I saw only shirts bowed low
In rows, becoming lighter, sleeves
Spread out so anyone could guess
The posture in their pantomime,
A pose of praise for laundering light
In that subcontinent of sun.

 

My Queen of Hearts

.

The other day our daughter lay on the ground
And watched the clouds that shuffled over her.

Sky was the glassy palace where she crowned
Her golden hair with twisted hay and clover.

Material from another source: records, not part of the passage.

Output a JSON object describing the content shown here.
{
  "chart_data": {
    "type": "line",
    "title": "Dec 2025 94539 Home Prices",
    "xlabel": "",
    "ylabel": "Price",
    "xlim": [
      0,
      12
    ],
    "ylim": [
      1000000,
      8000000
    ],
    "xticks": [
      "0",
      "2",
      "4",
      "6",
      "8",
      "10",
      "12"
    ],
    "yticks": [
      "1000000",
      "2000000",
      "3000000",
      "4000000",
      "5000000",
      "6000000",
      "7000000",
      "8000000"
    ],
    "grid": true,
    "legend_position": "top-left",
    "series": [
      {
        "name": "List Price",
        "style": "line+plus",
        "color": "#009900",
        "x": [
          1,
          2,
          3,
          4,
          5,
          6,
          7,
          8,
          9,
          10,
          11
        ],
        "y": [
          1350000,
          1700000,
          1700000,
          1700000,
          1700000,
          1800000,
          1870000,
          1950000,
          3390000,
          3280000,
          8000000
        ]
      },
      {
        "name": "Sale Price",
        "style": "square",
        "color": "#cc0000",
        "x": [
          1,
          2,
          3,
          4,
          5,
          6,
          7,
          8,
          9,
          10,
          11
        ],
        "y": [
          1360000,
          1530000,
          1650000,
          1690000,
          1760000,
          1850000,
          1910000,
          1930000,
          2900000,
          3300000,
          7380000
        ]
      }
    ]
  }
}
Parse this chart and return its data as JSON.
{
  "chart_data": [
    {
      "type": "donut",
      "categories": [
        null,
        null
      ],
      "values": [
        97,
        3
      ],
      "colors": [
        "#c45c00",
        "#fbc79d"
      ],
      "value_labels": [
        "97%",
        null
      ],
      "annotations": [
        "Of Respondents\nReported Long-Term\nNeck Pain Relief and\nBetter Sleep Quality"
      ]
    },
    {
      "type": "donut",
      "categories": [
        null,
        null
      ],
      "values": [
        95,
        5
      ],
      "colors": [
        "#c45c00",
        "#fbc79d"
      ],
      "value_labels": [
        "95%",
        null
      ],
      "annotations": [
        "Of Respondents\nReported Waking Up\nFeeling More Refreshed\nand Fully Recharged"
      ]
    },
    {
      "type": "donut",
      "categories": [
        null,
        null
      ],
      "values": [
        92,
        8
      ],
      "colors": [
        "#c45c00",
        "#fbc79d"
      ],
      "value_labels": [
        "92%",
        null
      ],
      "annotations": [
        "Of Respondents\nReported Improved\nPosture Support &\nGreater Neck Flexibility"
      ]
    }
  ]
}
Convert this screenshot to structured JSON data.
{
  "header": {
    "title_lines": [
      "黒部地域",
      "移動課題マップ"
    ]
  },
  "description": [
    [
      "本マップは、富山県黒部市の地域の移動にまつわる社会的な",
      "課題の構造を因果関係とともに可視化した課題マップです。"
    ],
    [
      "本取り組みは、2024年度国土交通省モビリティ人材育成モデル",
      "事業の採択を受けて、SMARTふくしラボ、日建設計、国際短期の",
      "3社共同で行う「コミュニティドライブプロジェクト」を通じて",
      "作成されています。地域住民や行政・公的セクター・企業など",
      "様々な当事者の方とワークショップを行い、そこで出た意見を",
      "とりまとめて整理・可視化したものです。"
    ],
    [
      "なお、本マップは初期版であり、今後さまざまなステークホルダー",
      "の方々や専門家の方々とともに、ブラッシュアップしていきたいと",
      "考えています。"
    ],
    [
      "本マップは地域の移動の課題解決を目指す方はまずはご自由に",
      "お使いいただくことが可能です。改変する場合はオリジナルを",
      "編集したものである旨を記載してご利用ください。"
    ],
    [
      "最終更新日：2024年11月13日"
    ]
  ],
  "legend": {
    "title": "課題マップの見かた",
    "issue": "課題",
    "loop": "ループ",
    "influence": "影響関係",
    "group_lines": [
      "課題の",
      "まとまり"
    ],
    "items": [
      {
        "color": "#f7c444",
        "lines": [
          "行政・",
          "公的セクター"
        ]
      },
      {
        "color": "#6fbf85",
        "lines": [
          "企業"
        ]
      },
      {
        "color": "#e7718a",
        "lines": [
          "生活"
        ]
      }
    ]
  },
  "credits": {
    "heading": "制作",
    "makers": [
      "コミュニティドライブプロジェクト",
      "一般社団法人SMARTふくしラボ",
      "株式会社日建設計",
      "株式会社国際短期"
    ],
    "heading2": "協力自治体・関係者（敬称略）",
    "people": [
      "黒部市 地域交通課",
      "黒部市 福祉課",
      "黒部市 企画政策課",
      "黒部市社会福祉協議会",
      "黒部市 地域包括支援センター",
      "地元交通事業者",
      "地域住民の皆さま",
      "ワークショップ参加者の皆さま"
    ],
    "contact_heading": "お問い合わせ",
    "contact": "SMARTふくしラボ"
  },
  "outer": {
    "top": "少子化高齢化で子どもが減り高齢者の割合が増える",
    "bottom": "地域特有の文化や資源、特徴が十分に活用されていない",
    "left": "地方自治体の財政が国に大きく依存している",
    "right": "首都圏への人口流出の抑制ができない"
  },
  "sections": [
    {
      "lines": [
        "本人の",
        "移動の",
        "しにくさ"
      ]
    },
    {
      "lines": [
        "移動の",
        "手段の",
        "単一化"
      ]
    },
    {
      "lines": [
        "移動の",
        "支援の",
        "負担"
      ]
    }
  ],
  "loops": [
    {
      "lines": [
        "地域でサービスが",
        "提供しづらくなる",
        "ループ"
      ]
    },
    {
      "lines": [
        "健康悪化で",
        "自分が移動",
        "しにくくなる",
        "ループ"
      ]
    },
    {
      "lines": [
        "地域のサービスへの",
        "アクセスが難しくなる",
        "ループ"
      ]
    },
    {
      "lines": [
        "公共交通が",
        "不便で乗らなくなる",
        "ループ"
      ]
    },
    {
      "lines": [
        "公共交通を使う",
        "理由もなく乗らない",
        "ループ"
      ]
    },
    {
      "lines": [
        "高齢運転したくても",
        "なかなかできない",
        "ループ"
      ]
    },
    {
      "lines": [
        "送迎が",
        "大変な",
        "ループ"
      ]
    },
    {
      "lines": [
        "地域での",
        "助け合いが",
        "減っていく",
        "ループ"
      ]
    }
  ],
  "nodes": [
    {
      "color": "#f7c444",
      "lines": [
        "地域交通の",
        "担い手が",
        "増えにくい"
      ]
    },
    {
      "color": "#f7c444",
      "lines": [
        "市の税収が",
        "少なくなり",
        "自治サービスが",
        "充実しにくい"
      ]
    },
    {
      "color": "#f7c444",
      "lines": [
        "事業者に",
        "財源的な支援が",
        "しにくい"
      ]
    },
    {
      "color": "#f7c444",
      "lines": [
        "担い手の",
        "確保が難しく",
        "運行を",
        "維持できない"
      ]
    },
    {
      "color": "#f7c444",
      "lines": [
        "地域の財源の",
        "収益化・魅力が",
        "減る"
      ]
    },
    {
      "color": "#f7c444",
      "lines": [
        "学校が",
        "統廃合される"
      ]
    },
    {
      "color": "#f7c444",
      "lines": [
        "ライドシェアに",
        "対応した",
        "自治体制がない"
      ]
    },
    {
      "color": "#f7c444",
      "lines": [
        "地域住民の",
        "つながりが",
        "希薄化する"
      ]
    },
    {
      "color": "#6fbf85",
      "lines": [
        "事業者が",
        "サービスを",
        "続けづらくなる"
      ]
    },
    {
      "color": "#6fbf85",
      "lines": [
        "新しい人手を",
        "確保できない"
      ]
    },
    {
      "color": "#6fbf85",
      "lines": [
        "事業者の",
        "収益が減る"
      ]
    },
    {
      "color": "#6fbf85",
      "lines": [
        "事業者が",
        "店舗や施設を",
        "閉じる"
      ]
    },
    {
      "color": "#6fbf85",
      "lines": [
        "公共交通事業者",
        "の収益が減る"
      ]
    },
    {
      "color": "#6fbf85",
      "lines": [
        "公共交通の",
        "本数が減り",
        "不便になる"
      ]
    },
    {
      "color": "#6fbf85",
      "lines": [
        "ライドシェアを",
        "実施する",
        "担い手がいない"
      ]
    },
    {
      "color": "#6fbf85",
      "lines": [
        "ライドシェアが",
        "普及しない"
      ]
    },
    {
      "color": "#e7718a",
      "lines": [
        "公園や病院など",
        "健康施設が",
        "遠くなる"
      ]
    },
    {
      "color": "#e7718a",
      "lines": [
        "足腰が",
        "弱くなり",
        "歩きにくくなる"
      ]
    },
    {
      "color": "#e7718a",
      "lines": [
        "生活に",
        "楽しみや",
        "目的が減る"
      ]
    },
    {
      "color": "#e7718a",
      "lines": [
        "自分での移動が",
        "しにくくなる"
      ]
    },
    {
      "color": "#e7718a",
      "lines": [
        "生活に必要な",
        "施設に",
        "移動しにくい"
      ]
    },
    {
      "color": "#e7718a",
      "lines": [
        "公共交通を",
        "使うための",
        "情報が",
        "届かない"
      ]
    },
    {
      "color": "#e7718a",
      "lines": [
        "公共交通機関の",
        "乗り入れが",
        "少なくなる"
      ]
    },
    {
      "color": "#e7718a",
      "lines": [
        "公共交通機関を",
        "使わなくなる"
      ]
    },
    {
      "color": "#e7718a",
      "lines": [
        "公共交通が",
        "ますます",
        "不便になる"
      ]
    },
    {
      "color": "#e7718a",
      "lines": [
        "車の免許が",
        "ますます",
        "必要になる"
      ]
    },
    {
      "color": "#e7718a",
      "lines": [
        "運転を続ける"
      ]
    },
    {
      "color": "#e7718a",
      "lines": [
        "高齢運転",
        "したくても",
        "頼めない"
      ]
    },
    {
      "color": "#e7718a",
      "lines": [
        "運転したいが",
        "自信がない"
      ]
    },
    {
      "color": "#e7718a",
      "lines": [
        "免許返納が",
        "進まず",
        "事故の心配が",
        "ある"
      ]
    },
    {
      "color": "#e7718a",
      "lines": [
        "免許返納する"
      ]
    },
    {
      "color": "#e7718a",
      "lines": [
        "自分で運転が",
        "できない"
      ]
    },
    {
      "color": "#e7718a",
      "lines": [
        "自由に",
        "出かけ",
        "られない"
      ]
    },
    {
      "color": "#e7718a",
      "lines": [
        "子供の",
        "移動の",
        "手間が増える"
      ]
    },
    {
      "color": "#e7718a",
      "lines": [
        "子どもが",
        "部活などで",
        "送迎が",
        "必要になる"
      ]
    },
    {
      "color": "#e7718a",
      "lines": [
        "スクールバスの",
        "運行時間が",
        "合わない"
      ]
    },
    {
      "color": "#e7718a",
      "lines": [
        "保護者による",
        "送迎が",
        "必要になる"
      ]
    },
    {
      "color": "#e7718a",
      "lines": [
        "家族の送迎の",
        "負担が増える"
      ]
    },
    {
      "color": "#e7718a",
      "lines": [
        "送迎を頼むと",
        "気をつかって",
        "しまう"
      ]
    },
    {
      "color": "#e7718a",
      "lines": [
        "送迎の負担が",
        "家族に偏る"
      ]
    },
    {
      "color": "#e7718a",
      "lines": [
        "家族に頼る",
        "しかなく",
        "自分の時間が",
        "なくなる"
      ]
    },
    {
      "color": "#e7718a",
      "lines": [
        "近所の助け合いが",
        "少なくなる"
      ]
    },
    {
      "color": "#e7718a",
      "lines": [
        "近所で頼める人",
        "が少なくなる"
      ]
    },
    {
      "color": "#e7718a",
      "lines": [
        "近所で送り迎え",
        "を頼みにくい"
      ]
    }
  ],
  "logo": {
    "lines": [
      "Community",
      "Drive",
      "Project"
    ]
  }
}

She looked like girlhood photographs of you,
But since I never knew you as a child,
I wondered if the picture in my head was true:
You as a princess with your aces wild,
Not yet the noble woman next to me.

Throughout the years now woven in between,
I’ve played the joker, feigning regency,
But here, full house, with you as queen,
Your heart from girlhood lives in our young lass
Who gave you the crown she made of braided grass.

 

Fallen Fruit

.

The very day that Ingmar Bergman died,
I read a book on pictures, words, and sums
That glossed the first time Helen Keller cried.
Beside me, there were piles of rotting plums,
The neighbor’s summer windfall gone to waste.
A yellow jacket landed on my chair,
And colors on its abdomen were spaced
So perfectly I couldn’t help but stare.

My daughter asked me, “How are shadows made?”
And, blinded by how clear and luminous
Her eyes were then, I suddenly felt afraid
That I would disappoint the obvious,
The sensual world in words I’d merely choose.
But then my son asked, “What if time could slip?”
His Time! Her Light!
Though Eden’s ingénues,
Their minds and garden-hearts could already lisp
In metaphors that I would not dispute,
Could see the world that isn’t there, could smell
The sweetly fecal scent of fallen fruit
That issues out of symbols like a spell.

I can’t protect them; they were bound to see.
The Fall was knowing what it meant “to stand”
Then painting the paradise that used to be
In language that could raise it from the sand.
Thinking in pictures, feeling in words, I cried
When Bergman died, like Helen when she knew
The beauty of the world, what liquefied
Across her hands that felt and wrote and drew.